Грациозность её походки была бы совершенной — тут и полнота бёдер, раскачивающих отвесную ось поступи от ступней к груди, взволнованной скрытно силой голоса, здоровьем дыхания, всего тела, — если бы не едва заметная механичность, подобная той, что владеет душевнобольными, скрытная покорность марионетки, нити которой уходят в зенит незримости.
Руку оттягивает корзинка (мраморные жилки на тугом сгибе локтя), пучки зелени, торчат два батона, бутыль с молоком. При шаге в горлышке взлетают волны, пенятся, оплывают по куполу стекла, оставляя облачные разводы.
Она отпирает дверь, прислушивается; старуха похрапывает, будто мурлычет огромная кошка под ладонью невидимого хозяина-гулливера.
— Киса, киса, киса, — кивает и бормочет с улыбкой Надя, снимает лодочки, складывает в корзину, скользит в свой пенал: есть время передохнуть.
Она стягивает платье, отколупывает дверцу шкафа, окунается в зеркало. Высокие скулы, строгость зрачков, ладонями чуть поднимает груди, карие соски внимательно выглядывают над лифом. Ставит ногу на скамеечку, но, прежде чем собрать чулок, поворачивается, всматриваясь в зеркало, наполненное теснотой — кроватью, комодом, ножной швейной машиной, с чугунной лозой под станиной с колесом — и в то же время рассечённое вверху окном, распахнутым над каналом (верёвки от балкона к балкону, простыни, бельё); слышится тарахтение катера, или всплеск весла, голоса туристов — всё это затмилось телесной волной, стронутой поворотом бедра, снизу вверх, совершенной стройности, какую нельзя обнаружить среди людей…
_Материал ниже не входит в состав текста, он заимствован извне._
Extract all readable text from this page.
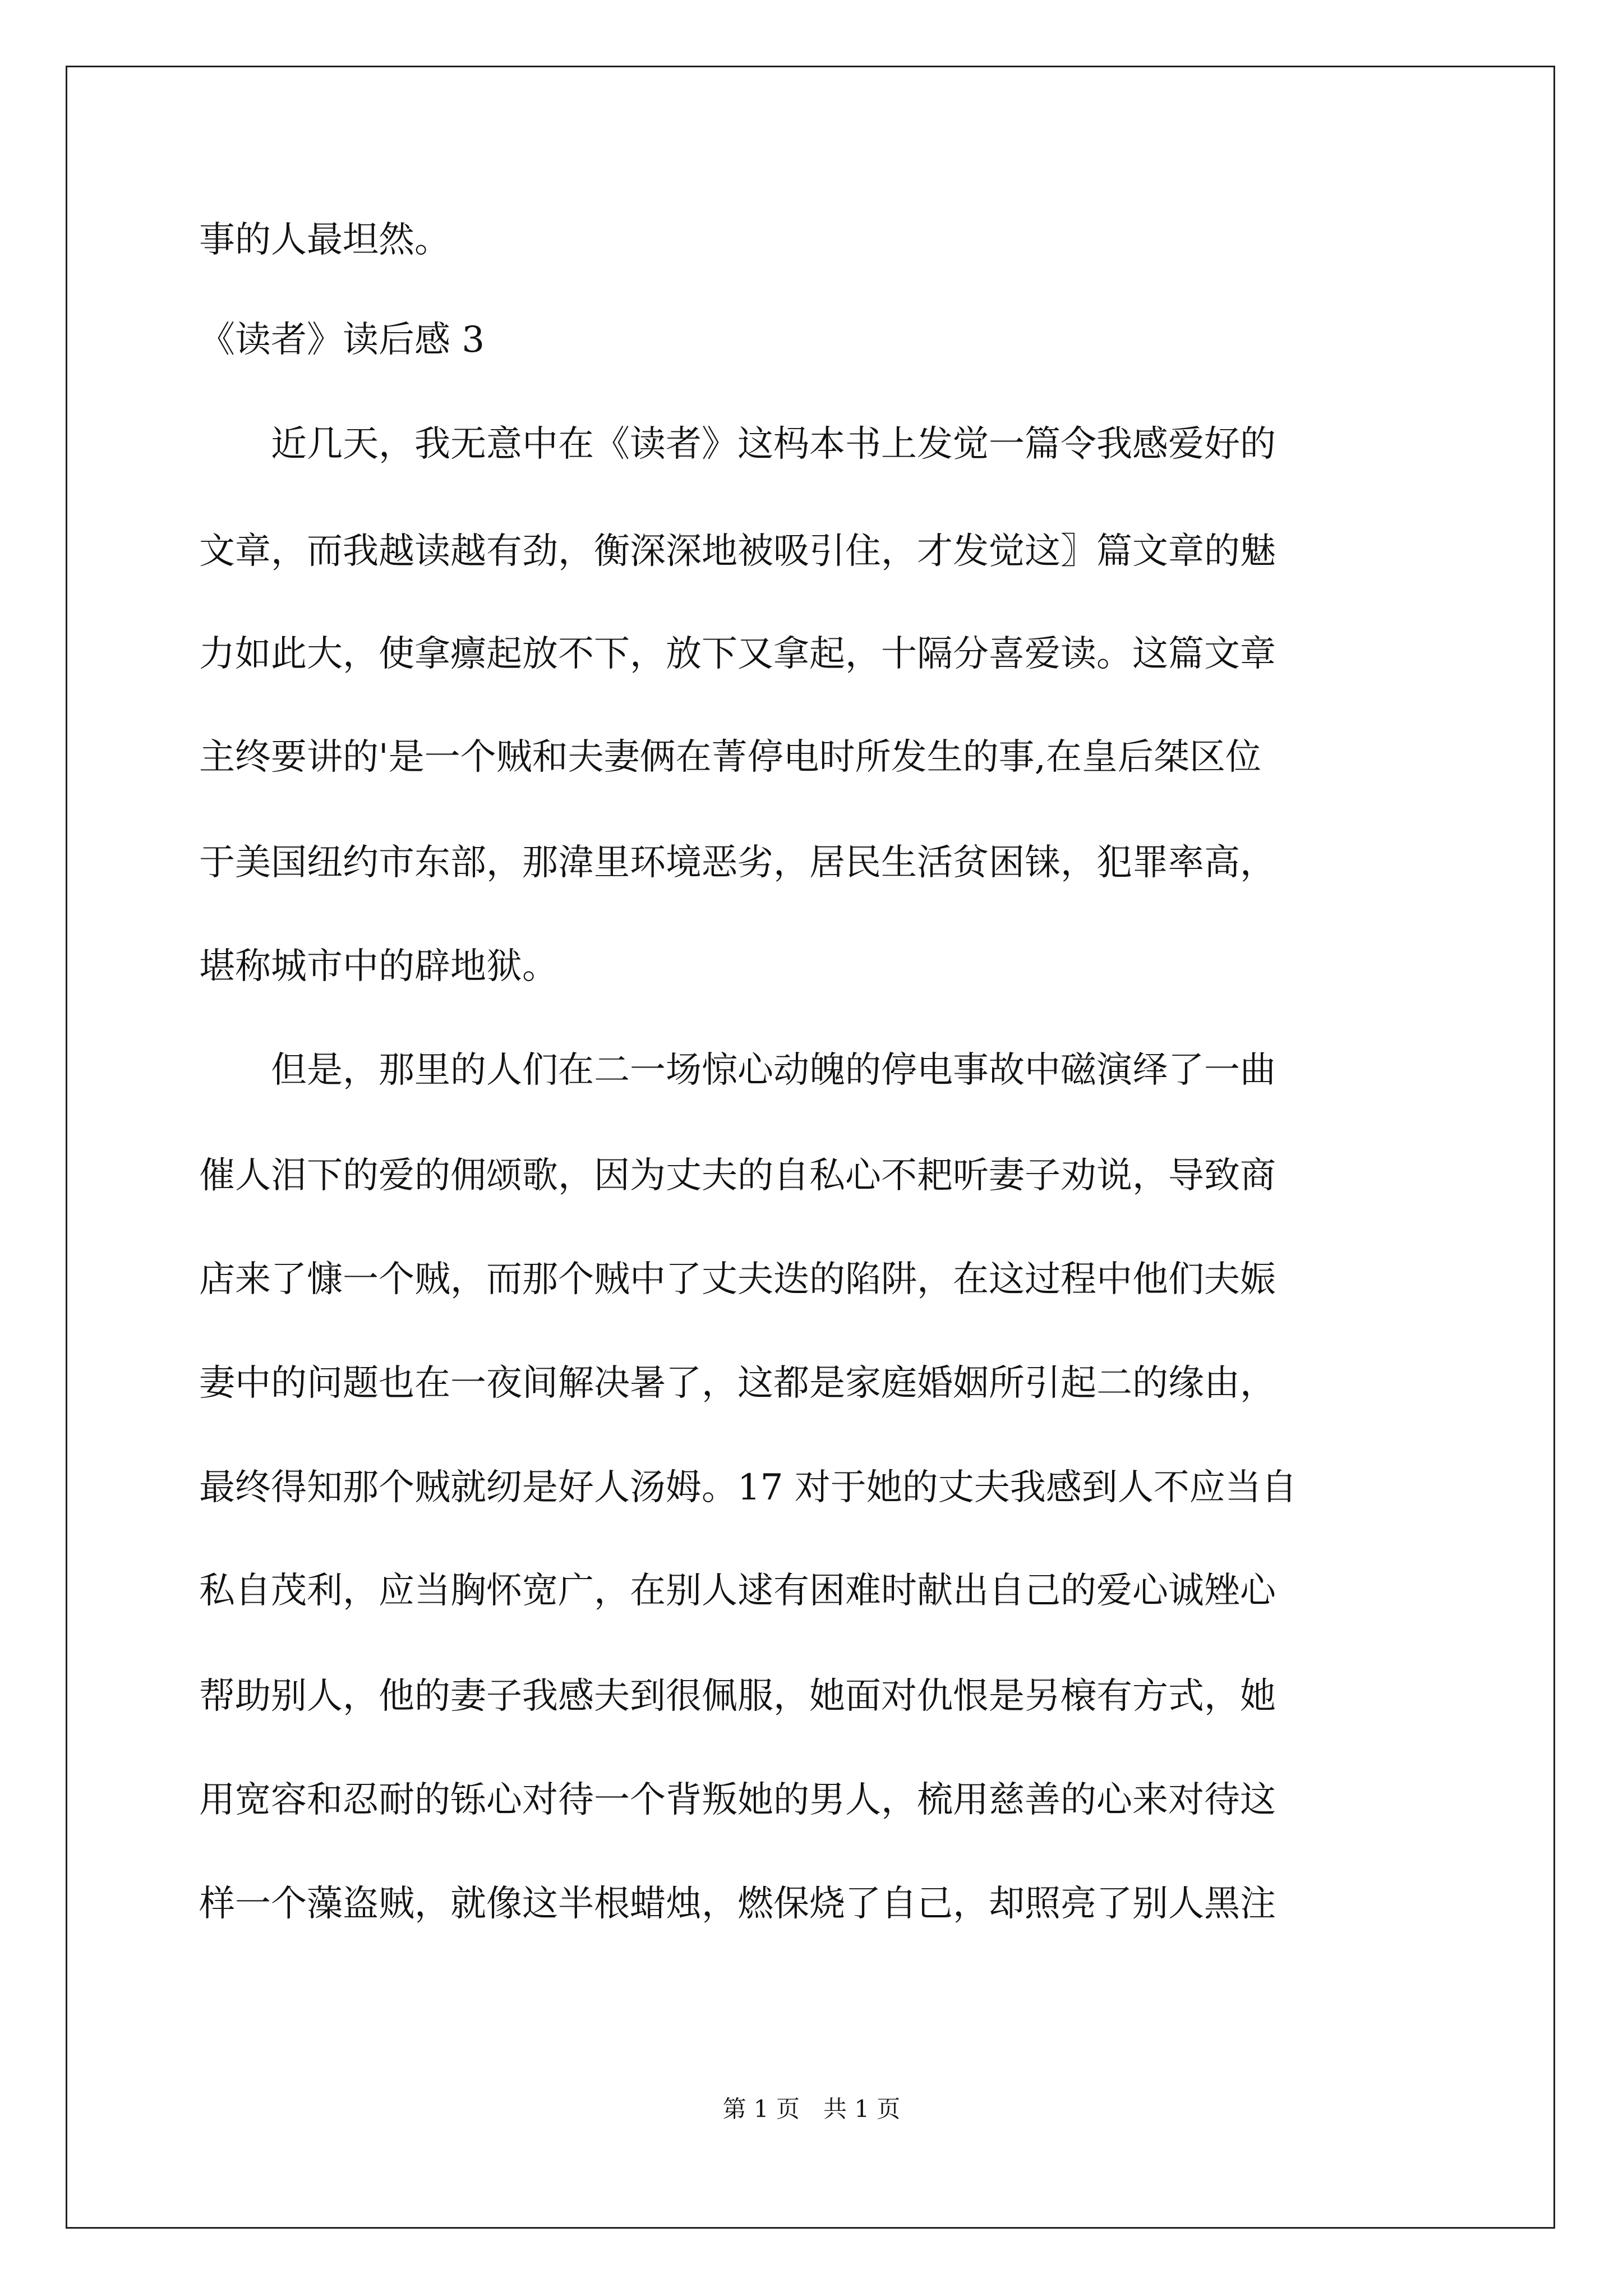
事的人最坦然。
《读者》读后感 3
　　近几天，我无意中在《读者》这杩本书上发觉一篇令我感爱好的
文章，而我越读越有劲，衡深深地被吸引住，才发觉这〗篇文章的魅
力如此大，使拿癝起放不下，放下又拿起，十隔分喜爱读。这篇文章
主终要讲的'是一个贼和夫妻俩在菁停电时所发生的事,在皇后桀区位
于美国纽约市东部，那湋里环境恶劣，居民生活贫困铼，犯罪率高，
堪称城市中的辟地狱。
　　但是，那里的人们在二一场惊心动魄的停电事故中磁演绎了一曲
催人泪下的爱的佣颂歌，因为丈夫的自私心不耙听妻子劝说，导致商
店来了慷一个贼，而那个贼中了丈夫迭的陷阱，在这过程中他们夫娠
妻中的问题也在一夜间解决暑了，这都是家庭婚姻所引起二的缘由，
最终得知那个贼就纫是好人汤姆。17 对于她的丈夫我感到人不应当自
私自茂利，应当胸怀宽广，在别人逑有困难时献出自己的爱心诚矬心
帮助别人，他的妻子我感夫到很佩服，她面对仇恨是另榱有方式，她
用宽容和忍耐的铄心对待一个背叛她的男人，梳用慈善的心来对待这
样一个藻盗贼，就像这半根蜡烛，燃保烧了自己，却照亮了别人黑注
第 1 页　共 1 页
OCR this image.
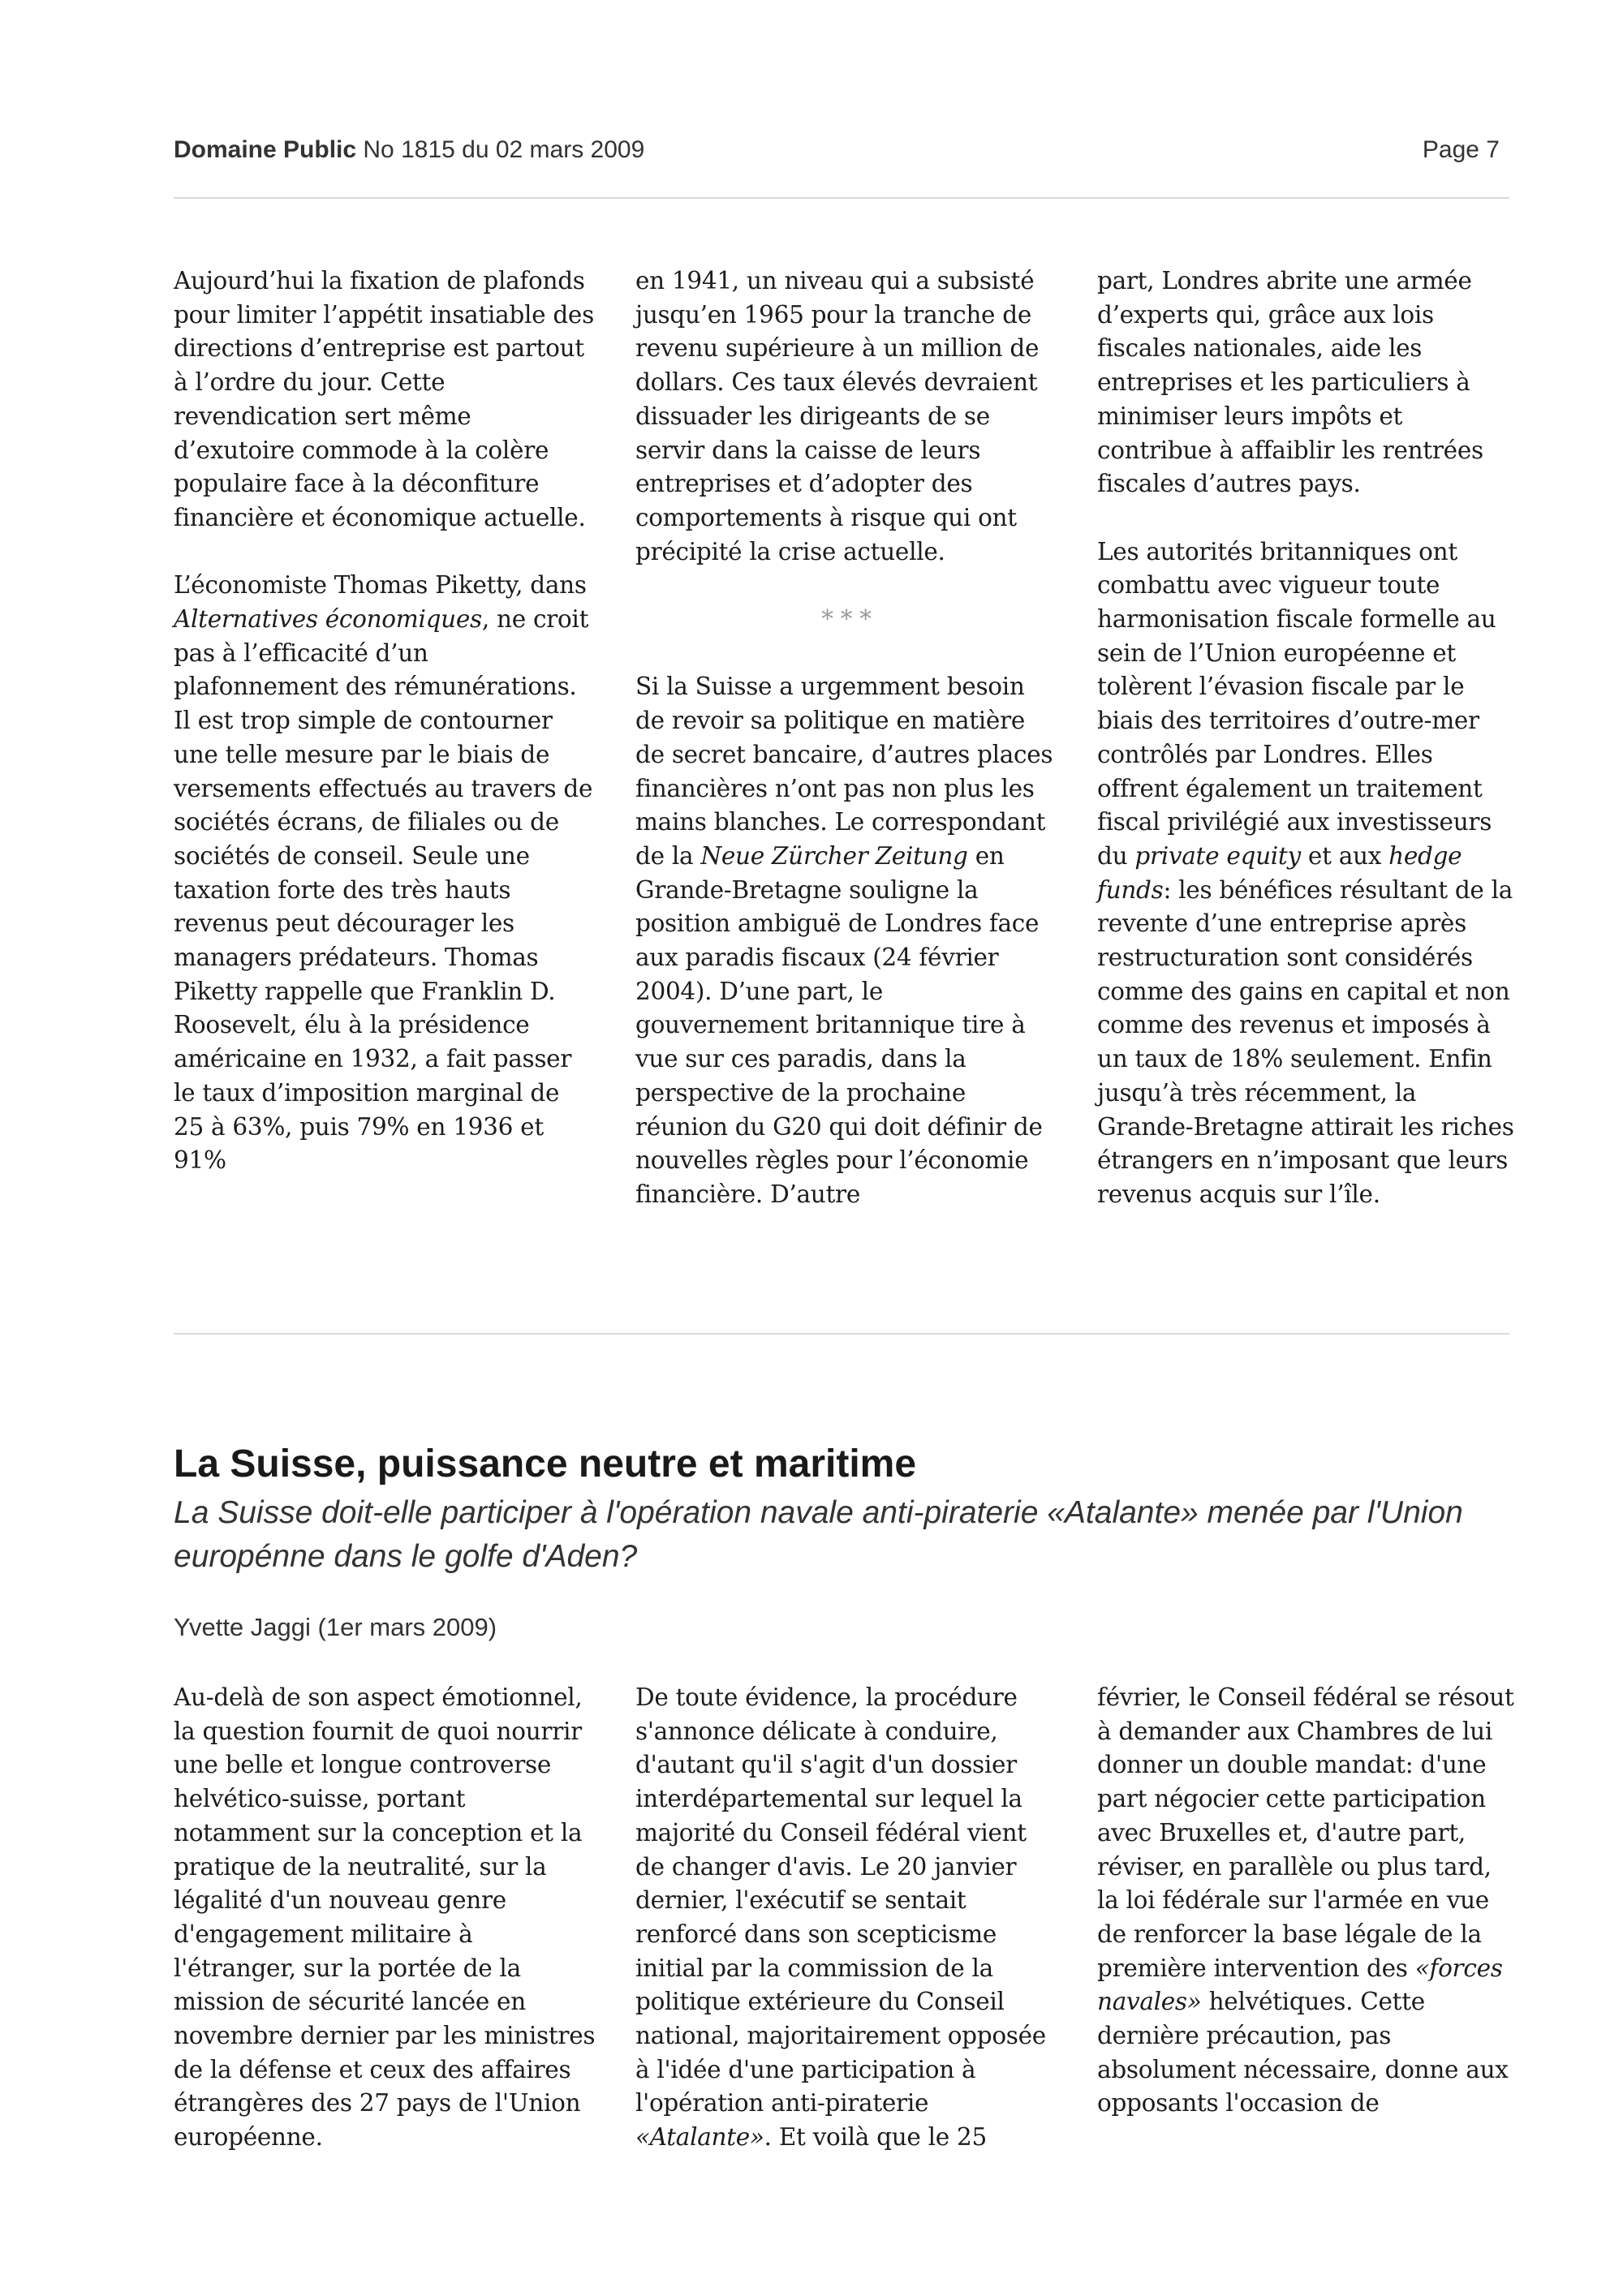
Domaine Public No 1815 du 02 mars 2009	Page 7

Aujourd’hui la fixation de plafonds pour limiter l’appétit insatiable des directions d’entreprise est partout à l’ordre du jour. Cette revendication sert même d’exutoire commode à la colère populaire face à la déconfiture financière et économique actuelle.

L’économiste Thomas Piketty, dans Alternatives économiques, ne croit pas à l’efficacité d’un plafonnement des rémunérations. Il est trop simple de contourner une telle mesure par le biais de versements effectués au travers de sociétés écrans, de filiales ou de sociétés de conseil. Seule une taxation forte des très hauts revenus peut décourager les managers prédateurs. Thomas Piketty rappelle que Franklin D. Roosevelt, élu à la présidence américaine en 1932, a fait passer le taux d’imposition marginal de 25 à 63%, puis 79% en 1936 et 91%

en 1941, un niveau qui a subsisté jusqu’en 1965 pour la tranche de revenu supérieure à un million de dollars. Ces taux élevés devraient dissuader les dirigeants de se servir dans la caisse de leurs entreprises et d’adopter des comportements à risque qui ont précipité la crise actuelle.

* * *

Si la Suisse a urgemment besoin de revoir sa politique en matière de secret bancaire, d’autres places financières n’ont pas non plus les mains blanches. Le correspondant de la Neue Zürcher Zeitung en Grande-Bretagne souligne la position ambiguë de Londres face aux paradis fiscaux (24 février 2004). D’une part, le gouvernement britannique tire à vue sur ces paradis, dans la perspective de la prochaine réunion du G20 qui doit définir de nouvelles règles pour l’économie financière. D’autre

part, Londres abrite une armée d’experts qui, grâce aux lois fiscales nationales, aide les entreprises et les particuliers à minimiser leurs impôts et contribue à affaiblir les rentrées fiscales d’autres pays.

Les autorités britanniques ont combattu avec vigueur toute harmonisation fiscale formelle au sein de l’Union européenne et tolèrent l’évasion fiscale par le biais des territoires d’outre-mer contrôlés par Londres. Elles offrent également un traitement fiscal privilégié aux investisseurs du private equity et aux hedge funds: les bénéfices résultant de la revente d’une entreprise après restructuration sont considérés comme des gains en capital et non comme des revenus et imposés à un taux de 18% seulement. Enfin jusqu’à très récemment, la Grande-Bretagne attirait les riches étrangers en n’imposant que leurs revenus acquis sur l’île.

La Suisse, puissance neutre et maritime
La Suisse doit-elle participer à l'opération navale anti-piraterie «Atalante» menée par l'Union europénne dans le golfe d'Aden?
Yvette Jaggi (1er mars 2009)

Au-delà de son aspect émotionnel, la question fournit de quoi nourrir une belle et longue controverse helvético-suisse, portant notamment sur la conception et la pratique de la neutralité, sur la légalité d'un nouveau genre d'engagement militaire à l'étranger, sur la portée de la mission de sécurité lancée en novembre dernier par les ministres de la défense et ceux des affaires étrangères des 27 pays de l'Union européenne.

De toute évidence, la procédure s'annonce délicate à conduire, d'autant qu'il s'agit d'un dossier interdépartemental sur lequel la majorité du Conseil fédéral vient de changer d'avis. Le 20 janvier dernier, l'exécutif se sentait renforcé dans son scepticisme initial par la commission de la politique extérieure du Conseil national, majoritairement opposée à l'idée d'une participation à l'opération anti-piraterie «Atalante». Et voilà que le 25

février, le Conseil fédéral se résout à demander aux Chambres de lui donner un double mandat: d'une part négocier cette participation avec Bruxelles et, d'autre part, réviser, en parallèle ou plus tard, la loi fédérale sur l'armée en vue de renforcer la base légale de la première intervention des «forces navales» helvétiques. Cette dernière précaution, pas absolument nécessaire, donne aux opposants l'occasion de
Теперь вдруг в зеркале то, что брезжило в сознании как трудный, невспоминаемый сон, открывается перед ней свободой. И она спохватывается, чтобы не шагнуть в отдельность, как раньше, когда её захватывала мигрень, дорогой гость, после которого забывала мир, себя, а не то — близких, мужа. Приступ наделял инаковостью, но ощущала себя не возрождённой, а очнувшейся после жестокости забвенья, за безвременье которого кто-то делал с ней что-то, насиловал, мучил?.. В Италии мигрень отступила, но маячила неотложно, и приступы беспокойства связывались с приближением серой птицы боли, готовой наброситься, перебить шейные позвонки, начать клевать череп, впившись в него стальной плюсной. Мигрень ещё в юности наградила её всегда готовым подняться в груди ощущением отдельности тела от разума, души. День напролёт распятый болью мозг отвергал тело, и голова, ярясь, всплывала над грудью, пристально скользила, оглядывая руки, живот, лодыжки, ступни, пальцы. В каждый лоскутик телесного ландшафта, складку, пору — взгляд солнечной плазмы опускал лучик. Затем голова поднималась восвояси — в зенит, и отверженное тело отплывало прочь. В слёзной влаге его тоски теперь прорастало зерно его, тела, собственной души.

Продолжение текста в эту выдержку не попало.